Граф, опять улыбнувшись, ответил:
– Любовь – великое слово! Но не та чувственная любовь, которую подразумеваете вы… Любовь к женщине законна, но только к одной, раз навсегда избранной женщине как подруге этой жизни…
Артемий не мог удержаться, чтобы не сказать, что любит одну только «ее» и никого на свете никогда не полюбит.
– Да, но следует быть не рабом, а господином этой любви. Не следует терять рассудок в опьянении своей страстью, и тогда вы увидите, как все само собою пойдет лучше, чем вы могли бы даже сами придумать. Человек сам – строитель своего счастья, и оно зависит от него самого.
– Да, но что же сделать для этого?
– Научиться ждать, терпеть, владеть собою и не идти по той дороге, на которую вы чуть было не попали, да так, что, может быть, и вернуть вас было бы поздно. Помните вы один роман Апулея?
Артемий и не заметил, как уже во время разговора сел, облокотился на стол и, не спуская взора со своего собеседника, жадно слушал, словно впитывая в себя каждое его слово. Это внимание нравилось графу.
– Какой роман? – спросил Артемий.
– Римлянин Люций путешествовал в Фессалии, где встречается с могущественной волшебницей. Он хочет достичь сам ее тайных знаний, но вместо труда и работы, посредством которых она готова преподать их ему, подкупает ее рабыню, с тем чтобы та выдала тайну своей госпожи. Рабыня хочет раскрыть Люцию состав, посредством которого волшебница может обращаться в птицу, но ошибается ящиком, берет не тот порошок, и Люций превращается в осла. Однако неловкая сообщница утешает его тем, что стоит ему съесть розу, и он снова станет человеком. Но на дворе ночь, темно, и трудно найти розу. Нужно ждать рассвета, и до него рабыня отводит осла в конюшню. Являются воры, уводят его, и с тех пор нет ему возможности даже приблизиться к заветному цветку. Розаны не для того, чтобы их ел осел, и садовники безжалостно гонят его прочь.
– Ну! – сказал Артемий, как дети, когда они слушают интересную сказку.

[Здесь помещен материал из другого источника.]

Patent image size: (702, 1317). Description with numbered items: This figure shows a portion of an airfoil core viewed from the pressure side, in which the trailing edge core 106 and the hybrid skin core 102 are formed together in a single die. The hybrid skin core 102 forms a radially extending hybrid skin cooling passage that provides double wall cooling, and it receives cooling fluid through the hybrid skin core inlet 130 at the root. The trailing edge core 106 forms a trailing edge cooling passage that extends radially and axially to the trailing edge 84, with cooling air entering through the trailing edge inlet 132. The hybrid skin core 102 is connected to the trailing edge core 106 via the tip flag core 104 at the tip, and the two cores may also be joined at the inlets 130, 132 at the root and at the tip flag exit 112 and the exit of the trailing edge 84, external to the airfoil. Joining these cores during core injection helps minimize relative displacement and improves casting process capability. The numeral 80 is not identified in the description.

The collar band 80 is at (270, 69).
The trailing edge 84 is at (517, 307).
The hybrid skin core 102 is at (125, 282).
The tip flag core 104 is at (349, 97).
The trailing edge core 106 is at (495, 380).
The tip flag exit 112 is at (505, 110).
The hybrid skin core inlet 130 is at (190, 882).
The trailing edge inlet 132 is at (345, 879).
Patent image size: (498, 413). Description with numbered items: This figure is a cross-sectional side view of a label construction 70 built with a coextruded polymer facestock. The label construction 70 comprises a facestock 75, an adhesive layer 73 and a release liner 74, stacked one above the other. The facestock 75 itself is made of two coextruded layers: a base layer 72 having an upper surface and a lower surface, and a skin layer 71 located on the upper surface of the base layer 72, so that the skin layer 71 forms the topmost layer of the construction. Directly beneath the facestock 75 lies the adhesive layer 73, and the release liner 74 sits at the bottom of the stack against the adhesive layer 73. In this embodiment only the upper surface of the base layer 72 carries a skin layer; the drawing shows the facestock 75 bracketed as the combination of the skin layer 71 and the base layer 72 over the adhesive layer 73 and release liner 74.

– Ну, вот вам полная аллегория того, что чуть было не случилось с вами. И вы хотели не достичь знания, а похитить его и, вместо птицы, то есть вместо того, чтобы возвысить свой ум, были обращены в грубое животное, и вас чуть было не похитили воры, и вам было необходимо коснуться розы. Роза – цвет истинного знания, а я – тот садовник, который вместо того, чтобы отогнать вас прочь, готов дать вам знание.
– Да, я хочу его, хочу этого знания! – блестя глазами, заговорил Артемий. – Вы мне дадите его?
– Для этого работайте, главное, сами и работайте сами над собою, вынесите с достоинством главное испытание жизни, испытание любви.
Артемий глубоко вздохнул, как будто вдруг у него не хватило воздуха.
– Боже, – проговорил он, – а я пришел к вам с надеждою узнать хоть что-нибудь про нее!.. Вы знаете, о ком я говорю, вы все знаете… вы, верно, имеете сведения оттуда; скажите мне хоть что-нибудь о той, и тогда я уже начну.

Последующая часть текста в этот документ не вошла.